* * *
Гордостью клеймённые натуры,
Остро принимая бытиё,
Поздно входим мы в литературу,
А уходим рано из неё.
Не жалея ни души, ни тела,
Не всегда умея формой взять,
Мы о том, что в сердце наболело,
Искренне пытались рассказать.
Торопились, через край хватали,
И о стену разбивали лбы,
Но хулы и лести не писали,
И своей не хаяли судьбы.
* * *
Возле могилы Анны Керн
Скамья с проломанным сиденьем
И тишиною взятый в плен -
Погост с надгробьями растений.
Мемориальная плита
С акцентировкой пофамильной,
Та, что теперь уж навсегда
Зовётся братскою могилой.
Вот всё, что бросилось в глаза,
Во время беглого визита,
Да набежавшая слеза –
Щекой ползущая открыто.
* * *
Горсть кладбищенской земли
С каргопольского погоста,
Там, где маму погребли
В годы горя и геройства.
Сыплю в полиэтилен
Тлен, что тленью не послушен,
Что берёт в щемящий плен
И живых, и мёртвых души.
Кладь, что вечно не с руки,
Взять с собой легко и просто
Горсть кладбищенской земли
с каргопольского погоста.
* * *
Печатай его, девочка, печатай.
Хотя навряд ли стоит он того.
Поскольку слишком много уж печали
В "пелёнках" сочинения его.
И с формой далеко не всё в порядке,
И с грамотою тоже, не ахти!
Но всё же ты листай его тетрадки
И путное в них что-то находи.
И пребывай в сознании упёртом,
Что он достигнет творческих высот
И явится к тебе однажды с тортом,
Который тут же, в честь тебя, умнёт.
* * *
А я ведь тоже «тыловая крыса» –
Детсадовского возраста малец,
Хлебающий из оловянных мисок
Крапивою заправленный супец.
И наравне со всеми в старшей группе
Разучивал хиты военных дней:
«Платочек», «Молдаванку» – всё что вкупе,
Дух подымало родины моей,
И фильмы, что с простынного экрана,
Являла нам во всей красе судьба.
Ну и конечно, голос Левитана,
Звучавший, как победная труба.
ЧЕРТАНОВО
Транспорт переполнен до отказа,
Муравьи снуют по мостовой.
Город и природа как-то сразу
Породнились здесь между собой.
Слева лес.

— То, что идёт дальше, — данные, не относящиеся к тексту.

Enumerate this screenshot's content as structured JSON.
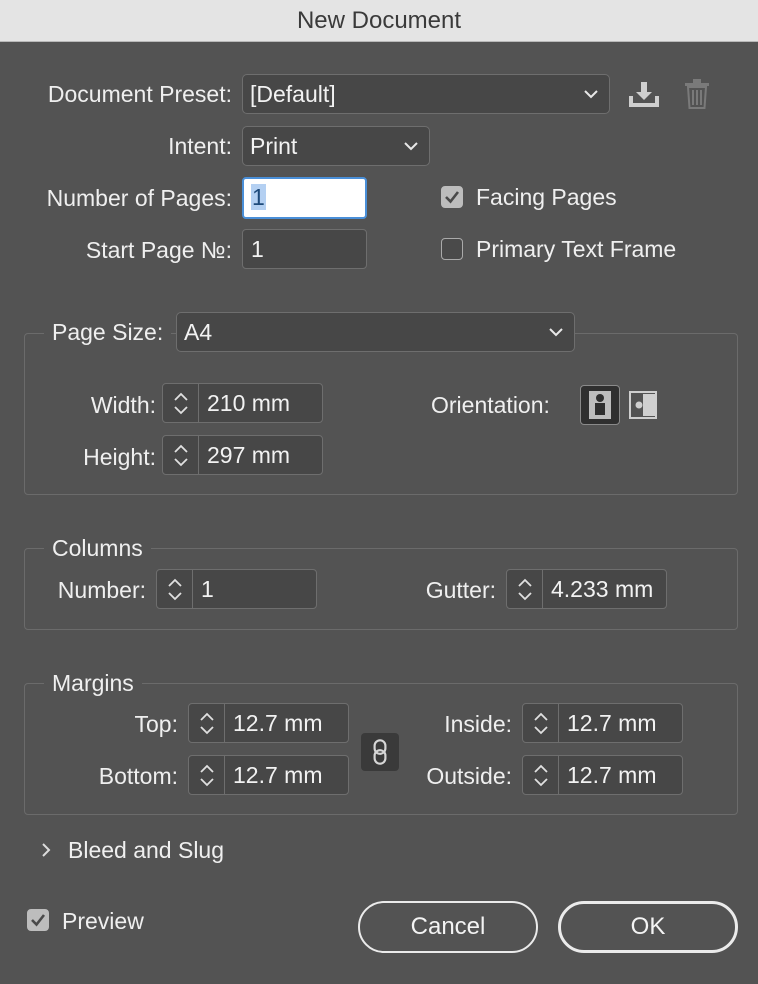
{
  "window": {
    "title": "New Document"
  },
  "preset": {
    "label": "Document Preset:",
    "value": "[Default]",
    "save_icon": "save-preset-icon",
    "delete_icon": "trash-icon"
  },
  "intent": {
    "label": "Intent:",
    "value": "Print"
  },
  "pages": {
    "number_label": "Number of Pages:",
    "number_value": "1",
    "start_label": "Start Page №:",
    "start_value": "1",
    "facing_label": "Facing Pages",
    "facing_checked": true,
    "primary_label": "Primary Text Frame",
    "primary_checked": false
  },
  "page_size": {
    "label": "Page Size:",
    "value": "A4",
    "width_label": "Width:",
    "width_value": "210 mm",
    "height_label": "Height:",
    "height_value": "297 mm",
    "orientation_label": "Orientation:",
    "orientation_selected": "portrait"
  },
  "columns": {
    "title": "Columns",
    "number_label": "Number:",
    "number_value": "1",
    "gutter_label": "Gutter:",
    "gutter_value": "4.233 mm"
  },
  "margins": {
    "title": "Margins",
    "top_label": "Top:",
    "top_value": "12.7 mm",
    "bottom_label": "Bottom:",
    "bottom_value": "12.7 mm",
    "inside_label": "Inside:",
    "inside_value": "12.7 mm",
    "outside_label": "Outside:",
    "outside_value": "12.7 mm",
    "link_icon": "chain-link-icon"
  },
  "bleed": {
    "label": "Bleed and Slug"
  },
  "footer": {
    "preview_label": "Preview",
    "preview_checked": true,
    "cancel_label": "Cancel",
    "ok_label": "OK"
  },
  "colors": {
    "background": "#535353",
    "field": "#474747",
    "focus": "#4a8fd8",
    "titlebar": "#e4e4e4"
  }
}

Кинотеатр справа.
Велосипедистов пруд пруди.
Даже и петух орёт исправно –
От пяти утра до девяти.
Филиал строительной конторы.
Резкие трамвайные звонки.
Густонаселённый мир, который
Мне любить до гробовой доски.
* * *
Здравствуй, фауна и флора
Дальней родины моей –
Шум берёзового бора,
Тишь картофельных полей.
Ничего не понимаю
Ни в деревьях, ни в цветах,
Но всем сердцем принимаю
Мир в садах и лопухах.
В перещёлке, в пересвисте
В грохотанье соловья,
В хвойном сумрачном жилище
Родникового ручья.
* * *
Игорю Волгину
Ничем особенно не связанный,
Ни душу не щадя, ни глаз,
Читаю «братьев Карамазовых», –
Не помню уж в который раз.
Ах, эти братья непутёвые!
И что мне собственно до них.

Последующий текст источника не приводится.